8 Wine and Salmon Pairing Ideas12/03/2021
Maison Louis Jadot – The Wine Maker06/04/2021
Italy is notorious for its wine regions and is home to many famous winemakers. With so many wine regions spread throughout the country, it’s difficult to find a region that doesn’t produce wine.
Italy is responsible for producing a wide variety of different wines, from classic reds to stunning champagnes that are loved by many worldwide. In this article, we will explore 12 of Italy’s most famous wine regions.
Home to beautiful scenery and stunning landscapes, Langhe and Manferrato possess ancient soil in which vines thrive. This region is responsible for producing beautiful, full-bodied reds, perfumed wines and excellent white wines.
From this region comes two famous wine producers, Gaja and Ceretto. The wine makers are known across the globe for producing Piedmontese wines as well as famous cuisine.
This Lombard region is responsible for making Italian sparkling wine famous across the world. The Franciacorta uses the Champagne- making method to produce sparkling wines.
Most famous for Berlucchi, Ca ‘del Bosco and Bellavista varieties, Franciacorta is renowned and widely appreciated across the globe. Its wines are highly sort after.
Also named the “Heroic Vineyards”, this region is situated on the slope of rocky mountains where sunlight is minimal. The region is home to winemakers such as Nino Negri, Fay and Arpepe.
This region is famous for producing four main categories of wine: Sforzato (DOCG), Valtellina Superiore (DOCG), Rosso di Valtellina DOC and Terrazze Retiche di Sondrio IGT.
This particular region is responsible for producing fantastic red wines, heavily influenced by Lake Garda which is located close to the area.
Its name is thought to be a mix of Latin and ancient Greek, and translates to “valley of many cellars.” The region’s revered red wines are diverse, spanning four styles: Amarone; Valpolicella Ripasso; sweet Recioto; and Valpolicella.
Possibly the world’s most famous Italian wine region, Prosseco is home to some homonymous wines. Grapes thrive in the small hills of Prosseco, making it the ideal place to produce the popular bubbly wine.
The best producers of Prosecco are located in Bortolomiol, Bisol and Villa Sandi where the Charmat method is widely used.
Trentino is located in the far north of Italy. The peaks and bring much protection from the elements and cast a rain shadow over the region, as well as a warm current, creating ideal conditions for the grapes to thrive.
This region produces a range of both red and white wines that are enjoyed globally. They also produce both still and sparkling wines, making it a versatile wine region.
Collio Friulano is a region known fro producing “super whites” from Sauvignon Blanc. Located in the Northeast of Italy, this region is warm and sunny so both native and international grapes grow well in the region.
The official Collio wine-growing zone curves in a banana-like shape around the international border with Slovenia and is best known for its complex, aromatic Collio Bianco.

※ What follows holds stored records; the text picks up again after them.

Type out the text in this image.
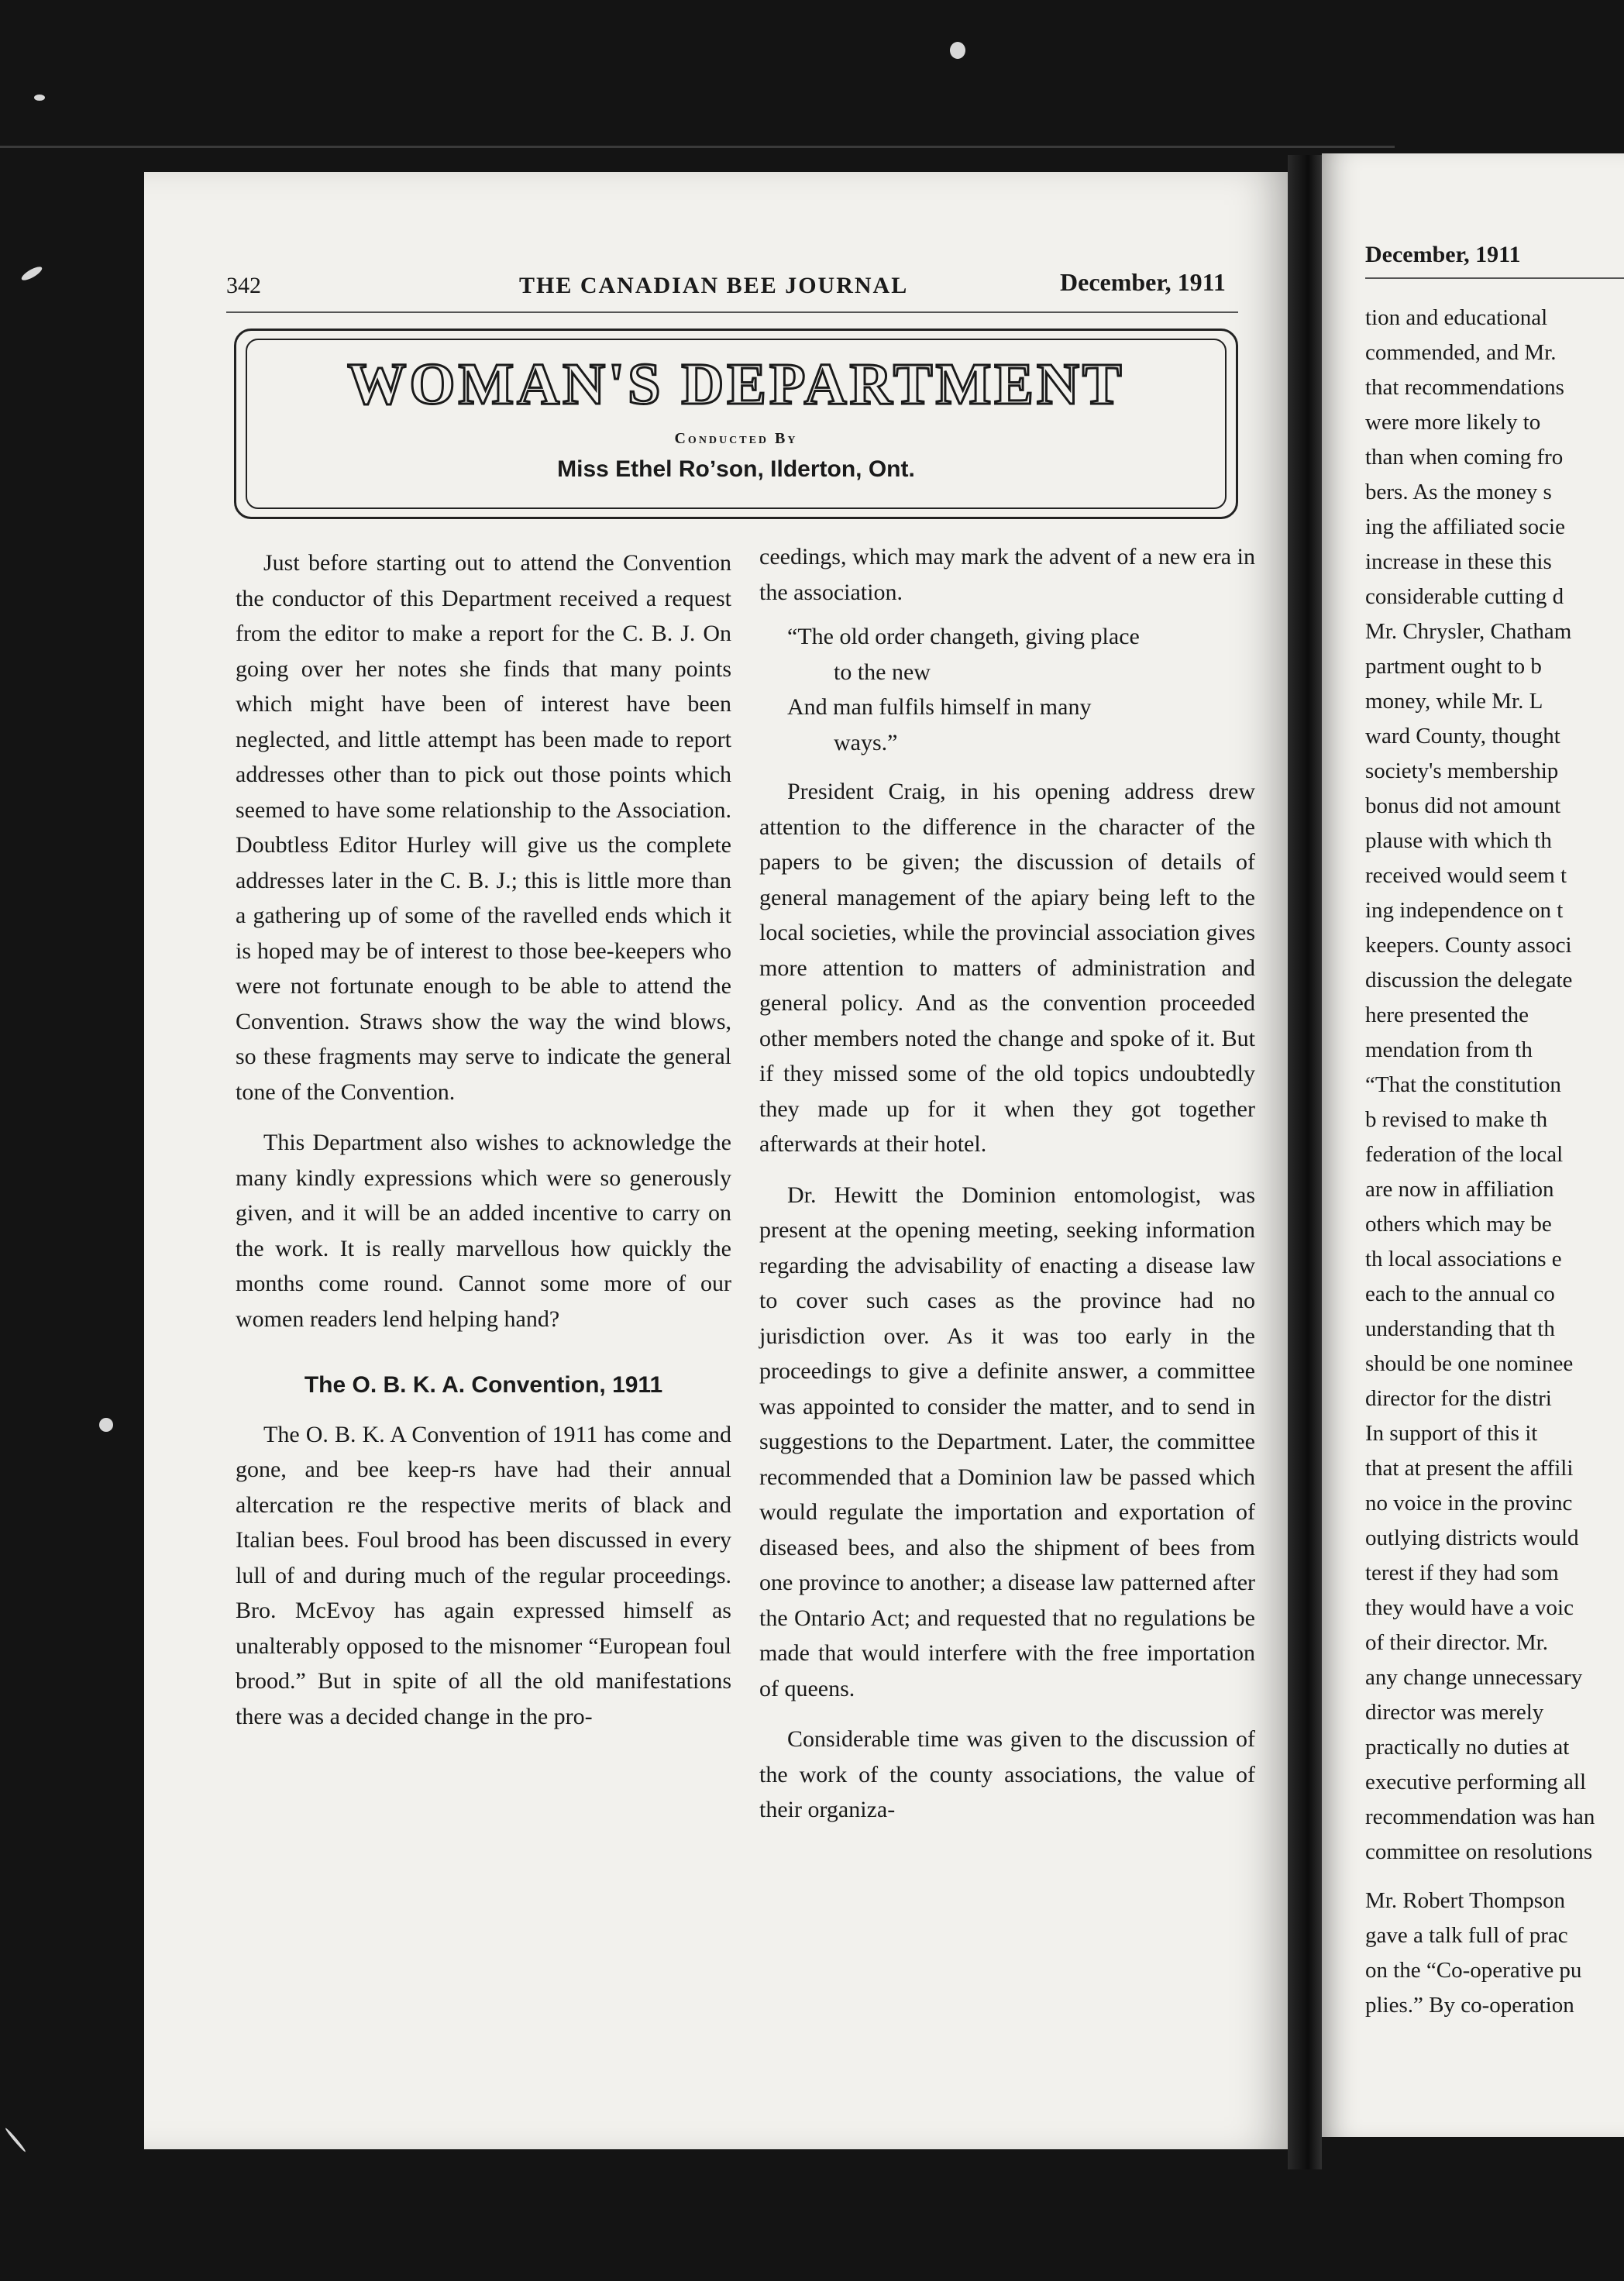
342	THE CANADIAN BEE JOURNAL	December, 1911
WOMAN'S DEPARTMENT
Conducted By
Miss Ethel Roʼson, Ilderton, Ont.

Just before starting out to attend the Convention the conductor of this Department received a request from the editor to make a report for the C. B. J. On going over her notes she finds that many points which might have been of interest have been neglected, and little attempt has been made to report addresses other than to pick out those points which seemed to have some relationship to the Association. Doubtless Editor Hurley will give us the complete addresses later in the C. B. J.; this is little more than a gathering up of some of the ravelled ends which it is hoped may be of interest to those bee-keepers who were not fortunate enough to be able to attend the Convention. Straws show the way the wind blows, so these fragments may serve to indicate the general tone of the Convention.

This Department also wishes to acknowledge the many kindly expressions which were so generously given, and it will be an added incentive to carry on the work. It is really marvellous how quickly the months come round. Cannot some more of our women readers lend helping hand?

The O. B. K. A. Convention, 1911

The O. B. K. A Convention of 1911 has come and gone, and bee keep-rs have had their annual altercation re the respective merits of black and Italian bees. Foul brood has been discussed in every lull of and during much of the regular proceedings. Bro. McEvoy has again expressed himself as unalterably opposed to the misnomer “European foul brood.” But in spite of all the old manifestations there was a decided change in the pro-

ceedings, which may mark the advent of a new era in the association.

“The old order changeth, giving place
to the new
And man fulfils himself in many
ways.”

President Craig, in his opening address drew attention to the difference in the character of the papers to be given; the discussion of details of general management of the apiary being left to the local societies, while the provincial association gives more attention to matters of administration and general policy. And as the convention proceeded other members noted the change and spoke of it. But if they missed some of the old topics undoubtedly they made up for it when they got together afterwards at their hotel.

Dr. Hewitt the Dominion entomologist, was present at the opening meeting, seeking information regarding the advisability of enacting a disease law to cover such cases as the province had no jurisdiction over. As it was too early in the proceedings to give a definite answer, a committee was appointed to consider the matter, and to send in suggestions to the Department. Later, the committee recommended that a Dominion law be passed which would regulate the importation and exportation of diseased bees, and also the shipment of bees from one province to another; a disease law patterned after the Ontario Act; and requested that no regulations be made that would interfere with the free importation of queens.

Considerable time was given to the discussion of the work of the county associations, the value of their organiza-

December, 1911
tion and educational
commended, and Mr.
that recommendations
were more likely to
than when coming fro
bers. As the money s
ing the affiliated socie
increase in these this
considerable cutting d
Mr. Chrysler, Chatham
partment ought to b
money, while Mr. L
ward County, thought
society's membership
bonus did not amount
plause with which th
received would seem t
ing independence on t
keepers. County associ
discussion the delegate
here presented the
mendation from th
“That the constitution
b revised to make th
federation of the local
are now in affiliation
others which may be
th local associations e
each to the annual co
understanding that th
should be one nominee
director for the distri
In support of this it
that at present the affili
no voice in the provinc
outlying districts would
terest if they had som
they would have a voic
of their director. Mr.
any change unnecessary
director was merely
practically no duties at
executive performing all
recommendation was han
committee on resolutions
Mr. Robert Thompson
gave a talk full of prac
on the “Co-operative pu
plies.” By co-operation
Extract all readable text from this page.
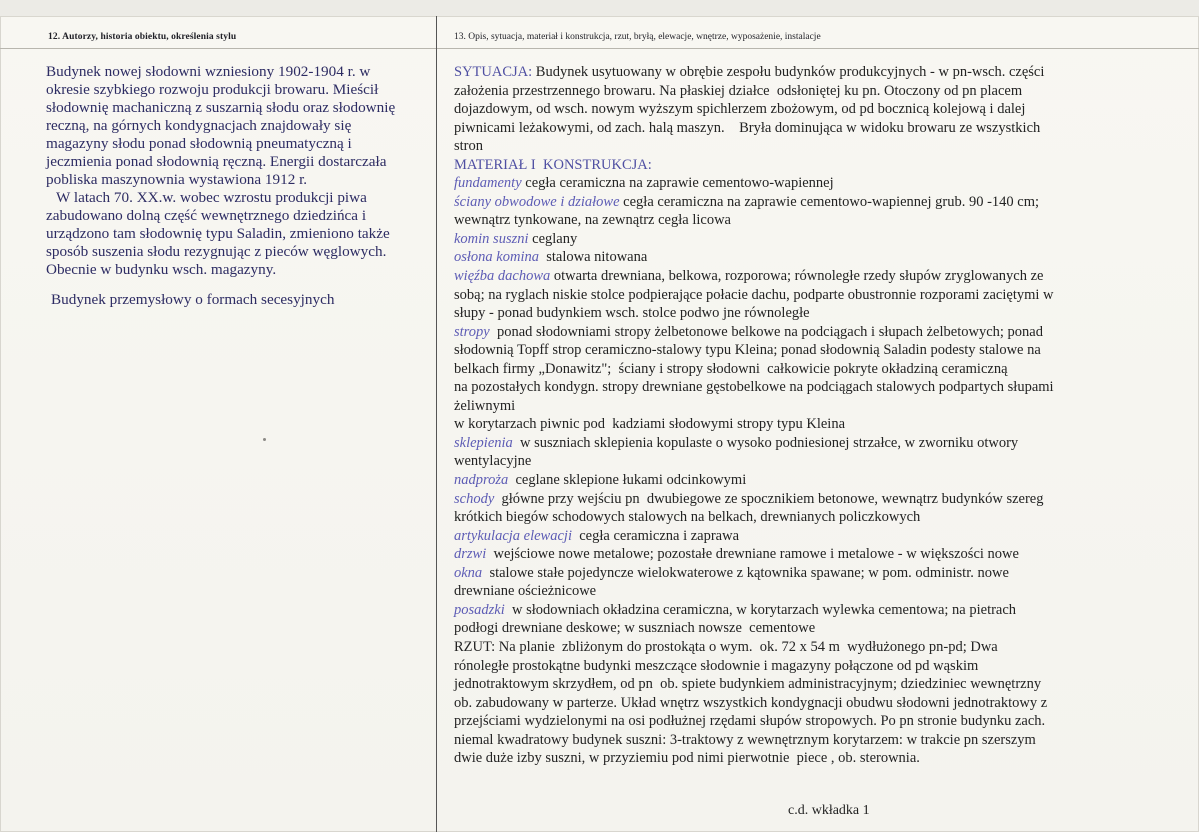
12. Autorzy, historia obiektu, określenia stylu

Budynek nowej słodowni wzniesiony 1902-1904 r. w

okresie szybkiego rozwoju produkcji browaru. Mieścił

słodownię machaniczną z suszarnią słodu oraz słodownię

reczną, na górnych kondygnacjach znajdowały się

magazyny słodu ponad słodownią pneumatyczną i

jeczmienia ponad słodownią ręczną. Energii dostarczała

pobliska maszynownia wystawiona 1912 r.

W latach 70. XX.w. wobec wzrostu produkcji piwa

zabudowano dolną część wewnętrznego dziedzińca i

urządzono tam słodownię typu Saladin, zmieniono także

sposób suszenia słodu rezygnując z pieców węglowych.

Obecnie w budynku wsch. magazyny.

Budynek przemysłowy o formach secesyjnych

13. Opis, sytuacja, materiał i konstrukcja, rzut, bryłą, elewacje, wnętrze, wyposażenie, instalacje
SYTUACJA: Budynek usytuowany w obrębie zespołu budynków produkcyjnych - w pn-wsch. części
założenia przestrzennego browaru. Na płaskiej działce  odsłoniętej ku pn. Otoczony od pn placem
dojazdowym, od wsch. nowym wyższym spichlerzem zbożowym, od pd bocznicą kolejową i dalej
piwnicami leżakowymi, od zach. halą maszyn.    Bryła dominująca w widoku browaru ze wszystkich
stron
MATERIAŁ I  KONSTRUKCJA:
fundamenty cegła ceramiczna na zaprawie cementowo-wapiennej
ściany obwodowe i działowe cegła ceramiczna na zaprawie cementowo-wapiennej grub. 90 -140 cm;
wewnątrz tynkowane, na zewnątrz cegła licowa
komin suszni ceglany
osłona komina  stalowa nitowana
więźba dachowa otwarta drewniana, belkowa, rozporowa; równoległe rzedy słupów zryglowanych ze
sobą; na ryglach niskie stolce podpierające połacie dachu, podparte obustronnie rozporami zaciętymi w
słupy - ponad budynkiem wsch. stolce podwo jne równoległe
stropy  ponad słodowniami stropy żelbetonowe belkowe na podciągach i słupach żelbetowych; ponad
słodownią Topff strop ceramiczno-stalowy typu Kleina; ponad słodownią Saladin podesty stalowe na
belkach firmy „Donawitz";  ściany i stropy słodowni  całkowicie pokryte okładziną ceramiczną
na pozostałych kondygn. stropy drewniane gęstobelkowe na podciągach stalowych podpartych słupami
żeliwnymi
w korytarzach piwnic pod  kadziami słodowymi stropy typu Kleina
sklepienia  w suszniach sklepienia kopulaste o wysoko podniesionej strzałce, w zworniku otwory
wentylacyjne
nadproża  ceglane sklepione łukami odcinkowymi
schody  główne przy wejściu pn  dwubiegowe ze spocznikiem betonowe, wewnątrz budynków szereg
krótkich biegów schodowych stalowych na belkach, drewnianych policzkowych
artykulacja elewacji  cegła ceramiczna i zaprawa
drzwi  wejściowe nowe metalowe; pozostałe drewniane ramowe i metalowe - w większości nowe
okna  stalowe stałe pojedyncze wielokwaterowe z kątownika spawane; w pom. odministr. nowe
drewniane ościeżnicowe
posadzki  w słodowniach okładzina ceramiczna, w korytarzach wylewka cementowa; na pietrach
podłogi drewniane deskowe; w suszniach nowsze  cementowe
RZUT: Na planie  zbliżonym do prostokąta o wym.  ok. 72 x 54 m  wydłużonego pn-pd; Dwa
rónoległe prostokątne budynki meszczące słodownie i magazyny połączone od pd wąskim
jednotraktowym skrzydłem, od pn  ob. spiete budynkiem administracyjnym; dziedziniec wewnętrzny
ob. zabudowany w parterze. Układ wnętrz wszystkich kondygnacji obudwu słodowni jednotraktowy z
przejściami wydzielonymi na osi podłużnej rzędami słupów stropowych. Po pn stronie budynku zach.
niemal kwadratowy budynek suszni: 3-traktowy z wewnętrznym korytarzem: w trakcie pn szerszym
dwie duże izby suszni, w przyziemiu pod nimi pierwotnie  piece , ob. sterownia.
c.d. wkładka 1
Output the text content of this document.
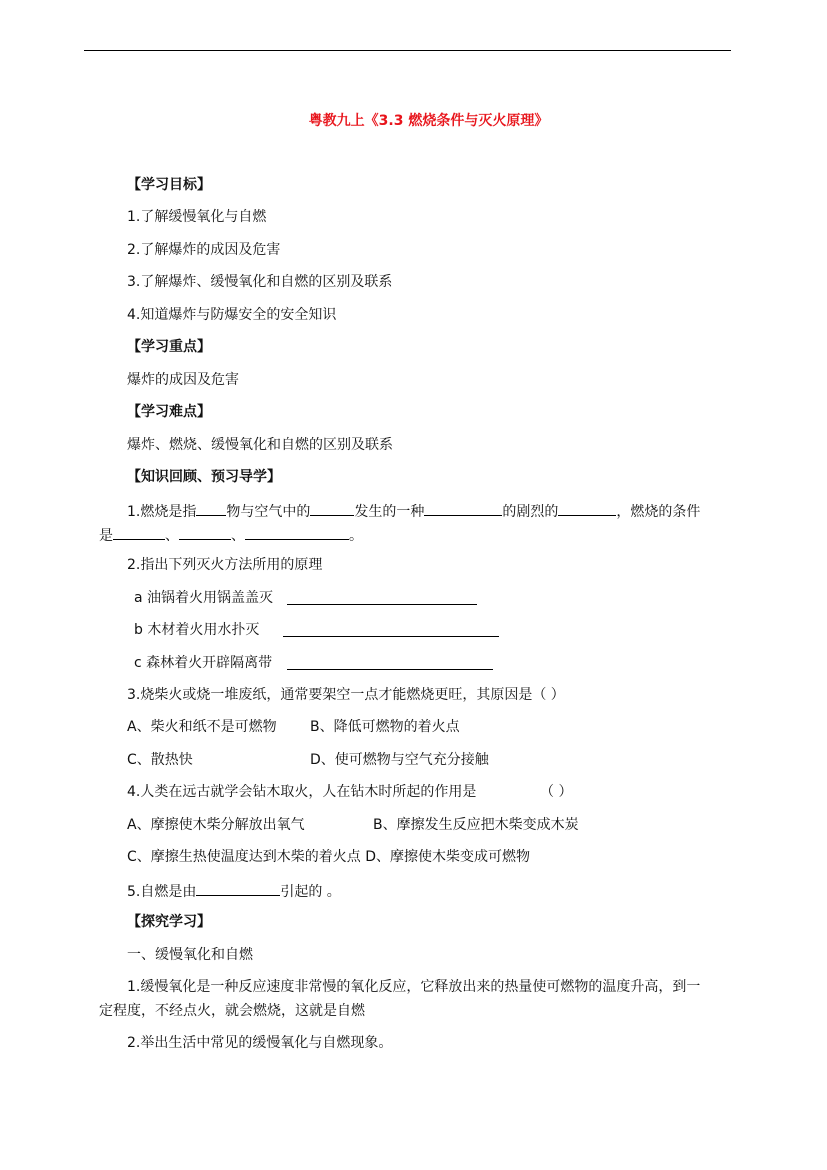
粤教九上《3.3 燃烧条件与灭火原理》
【学习目标】
1.了解缓慢氧化与自燃
2.了解爆炸的成因及危害
3.了解爆炸、缓慢氧化和自燃的区别及联系
4.知道爆炸与防爆安全的安全知识
【学习重点】
爆炸的成因及危害
【学习难点】
爆炸、燃烧、缓慢氧化和自燃的区别及联系
【知识回顾、预习导学】
1.燃烧是指 物与空气中的	发生的一种	的剧烈的	，燃烧的条件
是	、	、	。
2.指出下列灭火方法所用的原理
a 油锅着火用锅盖盖灭
b 木材着火用水扑灭
c 森林着火开辟隔离带
3.烧柴火或烧一堆废纸，通常要架空一点才能燃烧更旺，其原因是（ ）
A、柴火和纸不是可燃物 B、降低可燃物的着火点
C、散热快	D、使可燃物与空气充分接触
4.人类在远古就学会钻木取火，人在钻木时所起的作用是	（ ）
A、摩擦使木柴分解放出氧气	B、摩擦发生反应把木柴变成木炭
C、摩擦生热使温度达到木柴的着火点 D、摩擦使木柴变成可燃物
5.自燃是由	引起的 。
【探究学习】
一、缓慢氧化和自燃
1.缓慢氧化是一种反应速度非常慢的氧化反应，它释放出来的热量使可燃物的温度升高，到一
定程度，不经点火，就会燃烧，这就是自燃
2.举出生活中常见的缓慢氧化与自燃现象。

Known for its breathtaking scenery, Tuscany is also famous for its wine production. It is the land of fantastic red wines and is one of Italy’s most beloved wine regions.
Tuscany is most popular for its production os Chianti which is widely exported al over the globe. Other common favourites include; Sassicaia and Ornellaia.
Umbria is set in the heart of Italy, surrounded by natural landscapes and wonderful scenery. Umbria is also home to one of Italy’s most famous wineries, Lungarotti.
This region produces two fundamental wines, Torgiano and Sagrantino di Montefalco. These highly tannic wines are exported all over the world.
Full-bodied, fruity red and white wines are what make Irpinia a well-known wine region. The area produces Taurasi and Falanghina, very mineral wines that are affected by the soils proximity to Mount Vesuvius.
The top producers in the region are Feudi di San Gregorio and Mastroberardino.
Named “The garden of Italy”, Puglia produces great wines such as Primitivo, Negroamaro, and Nero di Troia. The grapes grow at high temperatures and are exposed to sunlight for long periods of time.
These conditions result in full-bodied reds, however, the area also delivers wonderful white wines such as Bianco D’alessano and Bombino Bianco.
Sicily’s history with wine runs very deep and is spread throughout the island. Wine production on this island has ancient origins, making it one of Italy’s oldest wine regions.
Sicily’s most famous wine is Marsala. The wine is made in styles both dry and sweet and was born on the rocky, wild-west of the island.